By reading the minutes of the last meeting it occurred that, agreeably to announcement, Prof. A. M. Green had been invited to address the meeting on the Duty of the Colored People of the North in Relation to the Great Rebellion. At eight o’clock Mr. Green was introduced, and proceeded with great ability to reason not only the propriety but the practical necessity of colored men taking an active part in this war, against the aggressive power of the mighty dragon of the nineteenth century, American slavery. Mr. Green argued that, viewed from whatever stand-point, every honest man must conclude that this war is one that has been inaugurated by the labors of abolitionists and anti-slavery men, in a moral contest against this great evil; men have avowed it to be their purpose to bring the two elements to a hand-to-hand struggle; the efforts of our party for thirty years have been to array the North against the South on this question of slavery. And though the government denies the responsibility to be incurred by acknowledging the true issue, yet it also denies that it had any thing to do with inaugurating it. It is just as emphatically true that the government cannot control the issue involved in this war, as it is true that it could not for thirty years control the moral conflict kept up on this same question. It was our duty from very many considerations, elaborately presented by Mr. Green, to bear an honorable part in the great contest.

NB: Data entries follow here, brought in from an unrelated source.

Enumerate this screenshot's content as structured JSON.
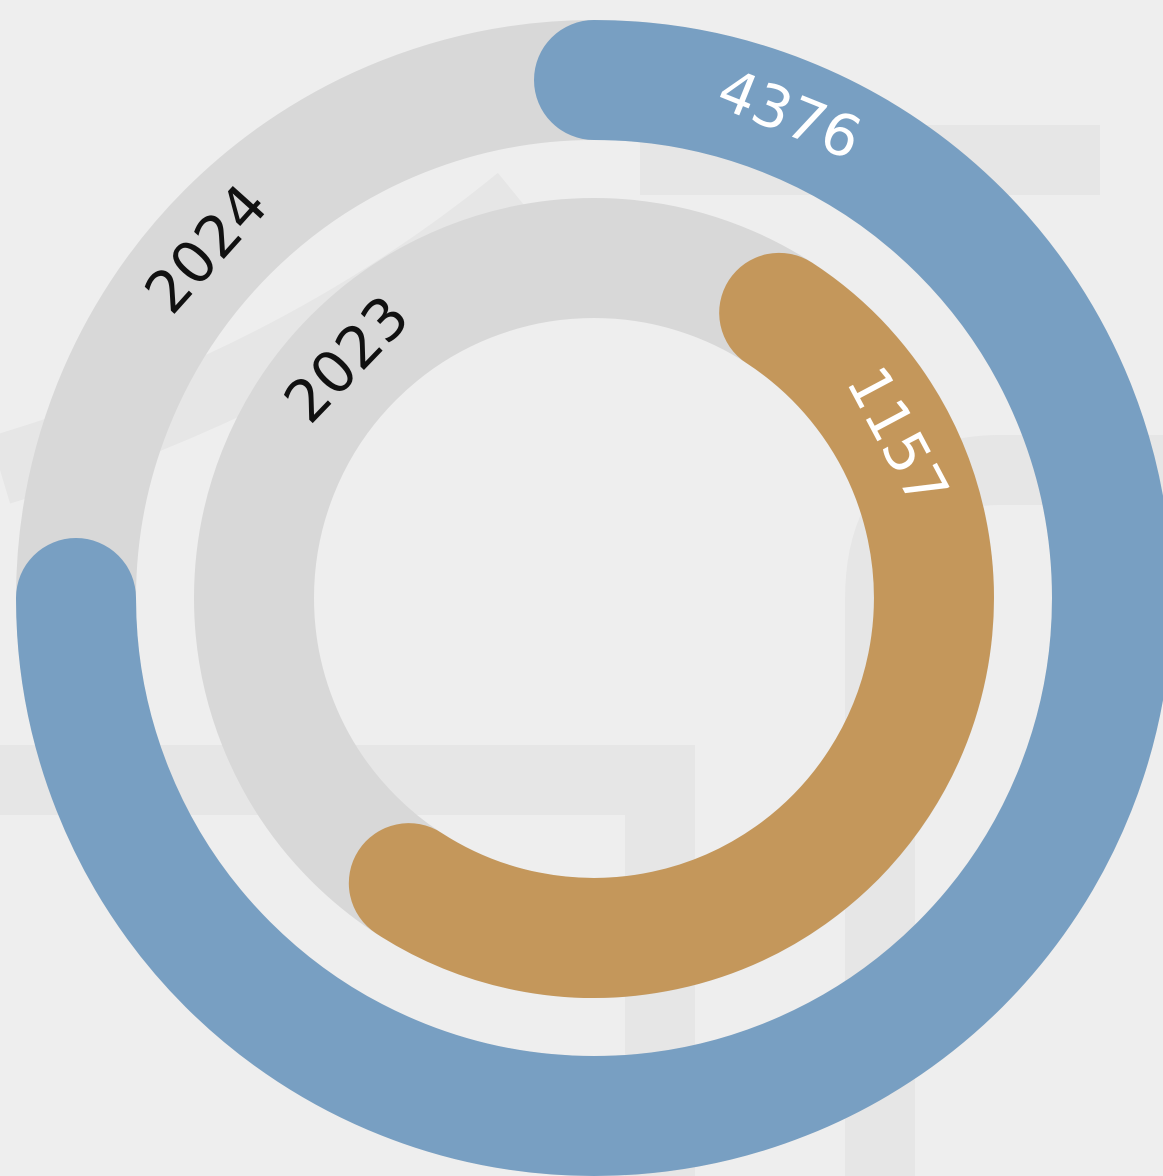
{
  "chart_data": {
    "type": "radial_bar",
    "categories": [
      "2024",
      "2023"
    ],
    "values": [
      4376,
      1157
    ],
    "colors": [
      "#789fc2",
      "#c4975b"
    ],
    "track_color": "#d8d8d8"
  }
}
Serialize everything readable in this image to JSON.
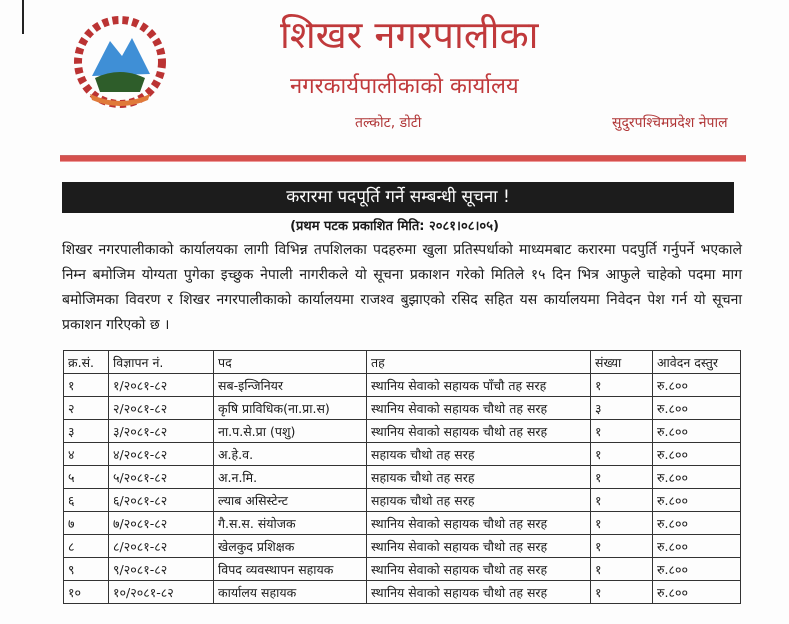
{
  "header": {
    "title": "शिखर नगरपालीका",
    "subtitle": "नगरकार्यपालीकाको कार्यालय",
    "location": "तल्कोट, डोटी",
    "province": "सुदुरपश्चिमप्रदेश नेपाल",
    "logo": "nepal-emblem"
  },
  "notice": {
    "heading": "करारमा पदपूर्ति गर्ने सम्बन्धी सूचना !",
    "published": "(प्रथम पटक प्रकाशित मिति: २०८१।०८।०५)",
    "body": "शिखर नगरपालीकाको कार्यालयका लागी विभिन्न तपशिलका पदहरुमा खुला प्रतिस्पर्धाको माध्यमबाट करारमा पदपुर्ति गर्नुपर्ने भएकाले निम्न बमोजिम योग्यता पुगेका इच्छुक नेपाली नागरीकले यो सूचना प्रकाशन गरेको मितिले १५ दिन भित्र आफुले चाहेको पदमा माग बमोजिमका विवरण र शिखर नगरपालीकाको कार्यालयमा राजश्व बुझाएको रसिद सहित यस कार्यालयमा निवेदन पेश गर्न यो सूचना प्रकाशन गरिएको छ ।"
  },
  "table": {
    "headers": [
      "क्र.सं.",
      "विज्ञापन नं.",
      "पद",
      "तह",
      "संख्या",
      "आवेदन दस्तुर"
    ],
    "rows": [
      [
        "१",
        "१/२०८१-८२",
        "सब-इन्जिनियर",
        "स्थानिय सेवाको सहायक पाँचौ तह सरह",
        "१",
        "रु.८००"
      ],
      [
        "२",
        "२/२०८१-८२",
        "कृषि प्राविधिक(ना.प्रा.स)",
        "स्थानिय सेवाको सहायक चौथो तह सरह",
        "३",
        "रु.८००"
      ],
      [
        "३",
        "३/२०८१-८२",
        "ना.प.से.प्रा (पशु)",
        "स्थानिय सेवाको सहायक चौथो तह सरह",
        "१",
        "रु.८००"
      ],
      [
        "४",
        "४/२०८१-८२",
        "अ.हे.व.",
        "सहायक चौथो तह सरह",
        "१",
        "रु.८००"
      ],
      [
        "५",
        "५/२०८१-८२",
        "अ.न.मि.",
        "सहायक चौथो तह सरह",
        "१",
        "रु.८००"
      ],
      [
        "६",
        "६/२०८१-८२",
        "ल्याब असिस्टेन्ट",
        "सहायक चौथो तह सरह",
        "१",
        "रु.८००"
      ],
      [
        "७",
        "७/२०८१-८२",
        "गै.स.स. संयोजक",
        "स्थानिय सेवाको सहायक चौथो तह सरह",
        "१",
        "रु.८००"
      ],
      [
        "८",
        "८/२०८१-८२",
        "खेलकुद प्रशिक्षक",
        "स्थानिय सेवाको सहायक चौथो तह सरह",
        "१",
        "रु.८००"
      ],
      [
        "९",
        "९/२०८१-८२",
        "विपद व्यवस्थापन सहायक",
        "स्थानिय सेवाको सहायक चौथो तह सरह",
        "१",
        "रु.८००"
      ],
      [
        "१०",
        "१०/२०८१-८२",
        "कार्यालय सहायक",
        "स्थानिय सेवाको सहायक चौथो तह सरह",
        "१",
        "रु.८००"
      ]
    ]
  }
}
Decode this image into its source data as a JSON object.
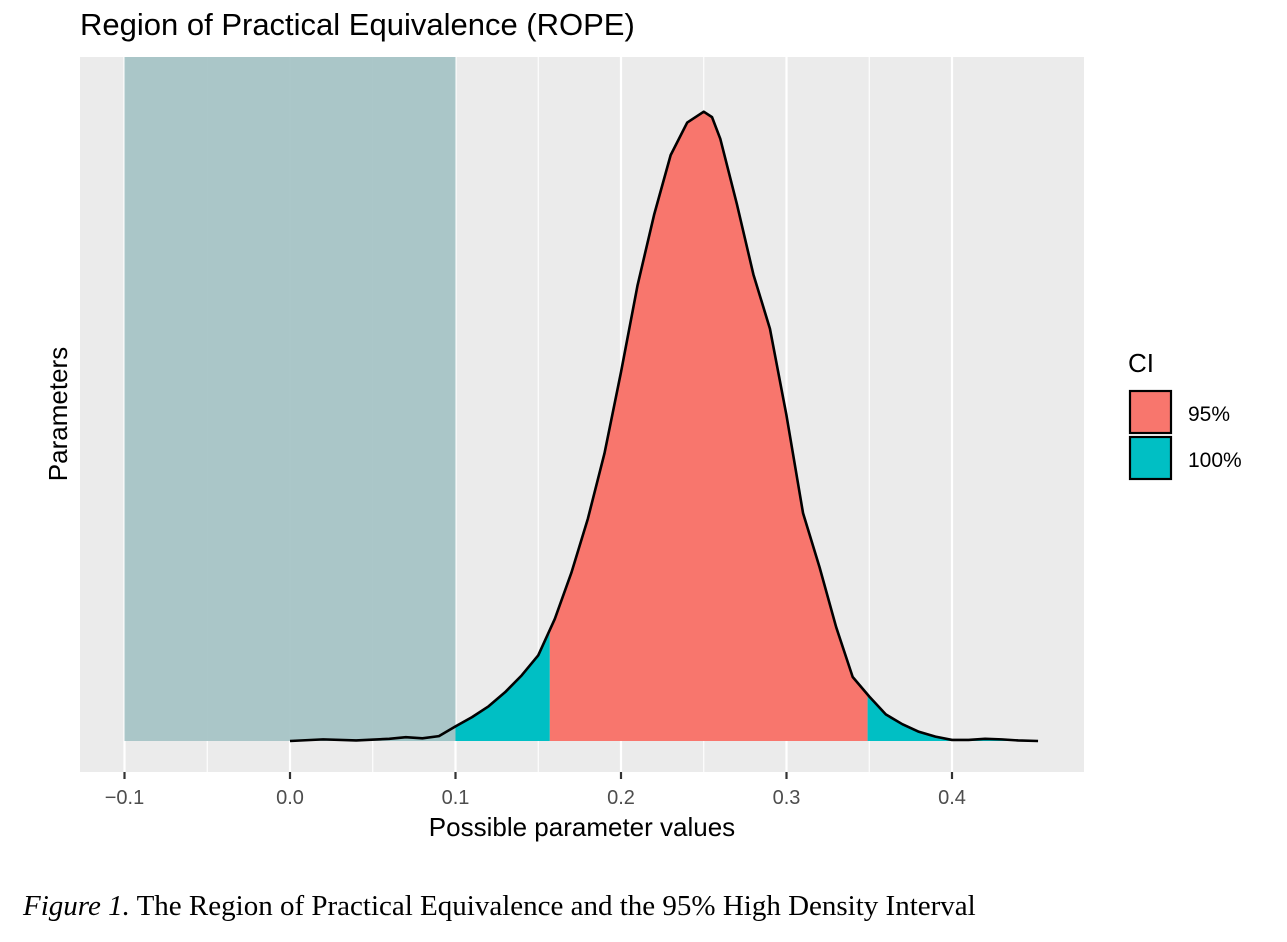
{
  "chart_data": {
    "type": "area",
    "title": "Region of Practical Equivalence (ROPE)",
    "xlabel": "Possible parameter values",
    "ylabel": "Parameters",
    "xlim": [
      -0.1,
      0.45
    ],
    "x_ticks": [
      -0.1,
      0.0,
      0.1,
      0.2,
      0.3,
      0.4
    ],
    "x_tick_labels": [
      "−0.1",
      "0.0",
      "0.1",
      "0.2",
      "0.3",
      "0.4"
    ],
    "y_ticks_shown": false,
    "grid": true,
    "legend": {
      "title": "CI",
      "placement": "right",
      "entries": [
        {
          "label": "95%",
          "color": "#F8766D"
        },
        {
          "label": "100%",
          "color": "#00BFC4"
        }
      ]
    },
    "rope": {
      "range": [
        -0.1,
        0.1
      ],
      "color": "#A6C4C6"
    },
    "hdi_95": [
      0.157,
      0.349
    ],
    "density": {
      "x": [
        0.0,
        0.02,
        0.04,
        0.06,
        0.07,
        0.08,
        0.09,
        0.1,
        0.11,
        0.12,
        0.13,
        0.14,
        0.15,
        0.16,
        0.17,
        0.18,
        0.19,
        0.2,
        0.21,
        0.22,
        0.23,
        0.24,
        0.25,
        0.255,
        0.26,
        0.27,
        0.28,
        0.29,
        0.3,
        0.31,
        0.32,
        0.33,
        0.34,
        0.35,
        0.36,
        0.37,
        0.38,
        0.39,
        0.4,
        0.41,
        0.42,
        0.43,
        0.44,
        0.452
      ],
      "y": [
        0.0,
        0.003,
        0.001,
        0.004,
        0.007,
        0.005,
        0.009,
        0.027,
        0.044,
        0.064,
        0.09,
        0.121,
        0.158,
        0.225,
        0.31,
        0.41,
        0.53,
        0.68,
        0.84,
        0.97,
        1.08,
        1.14,
        1.16,
        1.15,
        1.11,
        0.99,
        0.86,
        0.76,
        0.6,
        0.42,
        0.32,
        0.21,
        0.118,
        0.082,
        0.049,
        0.031,
        0.017,
        0.008,
        0.002,
        0.002,
        0.004,
        0.003,
        0.001,
        0.0
      ]
    },
    "ylim": [
      0,
      1.2
    ]
  },
  "caption": {
    "label": "Figure 1.",
    "text": "The Region of Practical Equivalence and the 95% High Density Interval"
  }
}
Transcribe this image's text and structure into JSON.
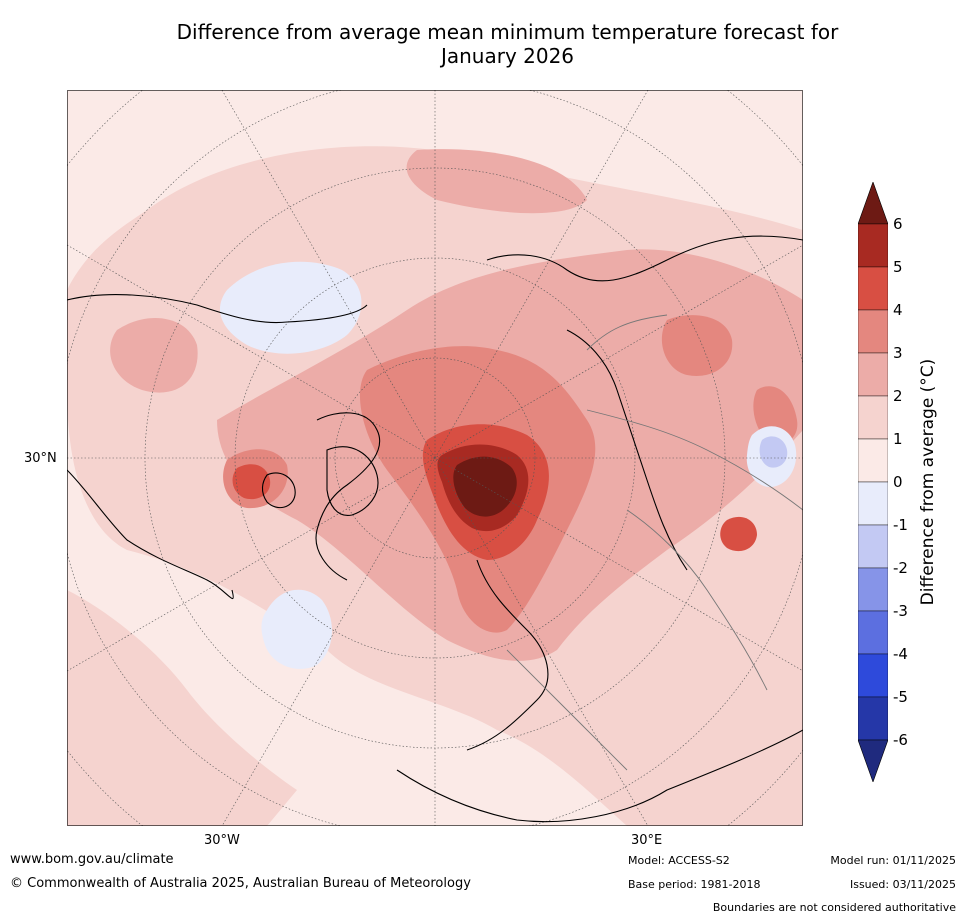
{
  "title_line1": "Difference from average mean minimum temperature forecast for",
  "title_line2": "January 2026",
  "map": {
    "lat_label": "30°N",
    "lon_labels": [
      "30°W",
      "30°E"
    ],
    "colors": {
      "ocean_bg": "#fbeae7",
      "level_0_1": "#fbeae7",
      "level_1_2": "#f5d3cf",
      "level_2_3": "#ecaca8",
      "level_3_4": "#e4877f",
      "level_4_5": "#d84f43",
      "level_5_6": "#a82a22",
      "level_6_plus": "#6d1a14",
      "neg_0_1": "#e8ecfb",
      "neg_1_2": "#c3c9f3"
    }
  },
  "colorbar": {
    "label": "Difference from average (°C)",
    "ticks": [
      "6",
      "5",
      "4",
      "3",
      "2",
      "1",
      "0",
      "-1",
      "-2",
      "-3",
      "-4",
      "-5",
      "-6"
    ],
    "colors": [
      "#6d1a14",
      "#a82a22",
      "#d84f43",
      "#e4877f",
      "#ecaca8",
      "#f5d3cf",
      "#fbeae7",
      "#e8ecfb",
      "#c3c9f3",
      "#8694e8",
      "#5c6fe0",
      "#2e4adb",
      "#2537a8",
      "#1f2a7e"
    ]
  },
  "footer": {
    "website": "www.bom.gov.au/climate",
    "copyright": "© Commonwealth of Australia 2025, Australian Bureau of Meteorology",
    "model": "Model: ACCESS-S2",
    "base_period": "Base period: 1981-2018",
    "model_run": "Model run: 01/11/2025",
    "issued": "Issued: 03/11/2025",
    "disclaimer": "Boundaries are not considered authoritative"
  }
}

When Mr. Green closed, an opportunity was afforded for any remarks that might be offered on the question of the evening. A white gentleman present, whose name I learned at the time, but have since forgotten, took the floor, and strongly opposed Mr. Green’s position. He claimed that the government was even worse, if possible, than ever it was, for now that it could justly, by availing itself of the war power, emancipate every slave in the South, yet instead of doing so, it fled from it as a man would flee from deadly poison. He said he had neither sympathy nor faith in the government; and until the war-making power became honest enough to emancipate, enfranchise, and wash its hands of the injustice done to black men in the country, it was not fit for Christian men, white or colored, but more especially the latter, to touch, taste or handle. The gentleman argued in this strain at some length. Mr. Isaiah C. Wears was called on, and in his usual very forcible manner dissented from Mr. Green. He made many allusions to the meanness of the government, and thought men would fall like sheep; that colored men could not be spared at such a time, and in such a cause. He said the South were more practically a fighting people than the North; that they were undoubtedly the superiors of the Northern whites in this respect, and the Northern whites were our superiors as much as the South was theirs; it could readily be perceived that we were, therefore, of all people the least prepared to go into this great slaughter-house of the government. He agreed, however, with many points Mr. Green had raised, and was pleased with his treatment of the subject; he believed this would be a long war, and that no doubt thousands of colored men would see service in this war before rebellion was put down. Several other gentlemen, white and colored, participated on both sides of the question, which kept up quite a friendly and spirited meeting till a late hour of the evening. Just before adjournment, Mr. Green arose and said, he had taken the main points suggested by those who expressed themselves as opposed to his position, and he was willing to give them the consideration they deserved. But he said his opponents admitted too much that was argument for him; he said:
1. They had admitted it was a war between North and South.
2. That these two sections were naturally at war on the slavery question.
3. That the South openly admitted that she was fighting for the uninterrupted extension of the slavery power.
4. That they (the South) were the best fighters.
5. That we, the colored people, were the poorest fighters of either of the disputants.
6. That it would probably be a long war, and we would be called into it after a while.
He said he would ask those gentlemen whether it was not our duty, in view of the first four admissions, to enlist with the North, if honest in our ancient doctrines on the slavery question? And whether, in view of their two last admissions, it was not a positive necessity to counsel strenuous preparatory efforts among our people?
The subject was continued till the next meeting, on the second Tuesday in November.